There's a huge difference. Simply indulging behaviour that is destructive to the relationship (like threatening to break it off over a bad phone call - frankly, that doesn't bode well for the survival of this relationship), I've been trying to explore potential angles for how things might change. For the better.

So, frankly, which one of us is being helpful here? To me? Just moaning about how unreasonable the sufferer is being? Isn't helpful.
 
I think I'm seeing a lot of codependency in this thread.

I have no idea why anyone would want to be in a relationship where they can't get support for normal life stuff.
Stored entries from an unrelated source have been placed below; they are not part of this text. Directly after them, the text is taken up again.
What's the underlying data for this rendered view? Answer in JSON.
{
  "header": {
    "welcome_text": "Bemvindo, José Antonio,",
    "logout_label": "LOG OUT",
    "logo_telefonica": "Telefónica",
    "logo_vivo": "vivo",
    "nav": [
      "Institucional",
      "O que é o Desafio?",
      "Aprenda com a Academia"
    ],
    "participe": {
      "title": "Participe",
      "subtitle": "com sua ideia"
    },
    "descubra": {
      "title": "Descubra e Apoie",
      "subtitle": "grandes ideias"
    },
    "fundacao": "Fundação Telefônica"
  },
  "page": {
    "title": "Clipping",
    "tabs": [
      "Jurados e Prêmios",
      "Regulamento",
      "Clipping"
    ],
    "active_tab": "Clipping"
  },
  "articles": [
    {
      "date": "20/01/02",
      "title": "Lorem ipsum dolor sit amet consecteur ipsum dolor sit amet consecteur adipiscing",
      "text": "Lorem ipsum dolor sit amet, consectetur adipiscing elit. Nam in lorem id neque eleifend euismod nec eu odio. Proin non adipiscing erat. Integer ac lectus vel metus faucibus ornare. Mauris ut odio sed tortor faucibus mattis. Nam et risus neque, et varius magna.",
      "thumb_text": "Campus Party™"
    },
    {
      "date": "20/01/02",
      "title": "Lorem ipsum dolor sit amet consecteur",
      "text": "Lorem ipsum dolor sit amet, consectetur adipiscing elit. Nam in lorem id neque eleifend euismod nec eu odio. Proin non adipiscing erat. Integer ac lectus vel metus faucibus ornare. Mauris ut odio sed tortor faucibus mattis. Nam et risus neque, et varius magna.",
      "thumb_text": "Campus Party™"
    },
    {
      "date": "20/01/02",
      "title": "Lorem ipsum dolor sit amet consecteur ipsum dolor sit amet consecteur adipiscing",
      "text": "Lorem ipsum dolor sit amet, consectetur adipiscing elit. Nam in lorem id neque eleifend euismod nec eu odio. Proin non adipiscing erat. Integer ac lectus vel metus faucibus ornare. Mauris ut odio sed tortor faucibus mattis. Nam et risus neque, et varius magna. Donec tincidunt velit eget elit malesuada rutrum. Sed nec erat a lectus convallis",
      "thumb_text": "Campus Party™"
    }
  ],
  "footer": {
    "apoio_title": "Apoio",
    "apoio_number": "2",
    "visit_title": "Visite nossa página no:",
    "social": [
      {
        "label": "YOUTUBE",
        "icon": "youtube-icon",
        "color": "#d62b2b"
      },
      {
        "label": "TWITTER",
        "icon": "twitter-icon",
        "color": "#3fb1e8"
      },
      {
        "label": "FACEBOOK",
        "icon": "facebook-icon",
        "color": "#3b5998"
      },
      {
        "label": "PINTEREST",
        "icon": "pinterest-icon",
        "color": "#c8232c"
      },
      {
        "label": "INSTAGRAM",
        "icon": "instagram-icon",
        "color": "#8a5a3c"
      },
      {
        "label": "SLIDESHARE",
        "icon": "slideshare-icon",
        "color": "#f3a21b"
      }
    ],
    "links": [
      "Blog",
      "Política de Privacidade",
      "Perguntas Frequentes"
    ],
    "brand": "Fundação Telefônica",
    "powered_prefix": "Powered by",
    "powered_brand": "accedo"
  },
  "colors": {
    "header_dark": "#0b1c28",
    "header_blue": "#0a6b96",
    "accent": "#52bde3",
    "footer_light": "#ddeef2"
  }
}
No, this is not unique to combat ptsd. This is a trait of untreated/unhealed ptsd. That is, they aren't healed enough to really be in a healthy relationship. (I won't ever agree that a healthy relationship consists of one partner never being able to support the other.)
 
That's generally the problem with untreated PTSD (insert not all sufferers, etc)- the supporter has to be able to be completely independent emotionally, and have their own support system that largely doesn't include the sufferer. My sufferer could not handle my health issues, either, even though I am under a doctor's care, and did not expect him to do anything about them - anything I told him was at his request because he wanted to know. And emotional? Fuhggetaboutit. He called me abusive for having stressful days at work, and not be able to completely leave the stress at the door (IE, being not quite as happy as normal while at home because work was stressing me? That was abusive according to him).

I didn't realize how unhealthy and codependent I was, constantly walking on eggshells and swallowing my own stuff to avoid adding to his stress, this was until we separated.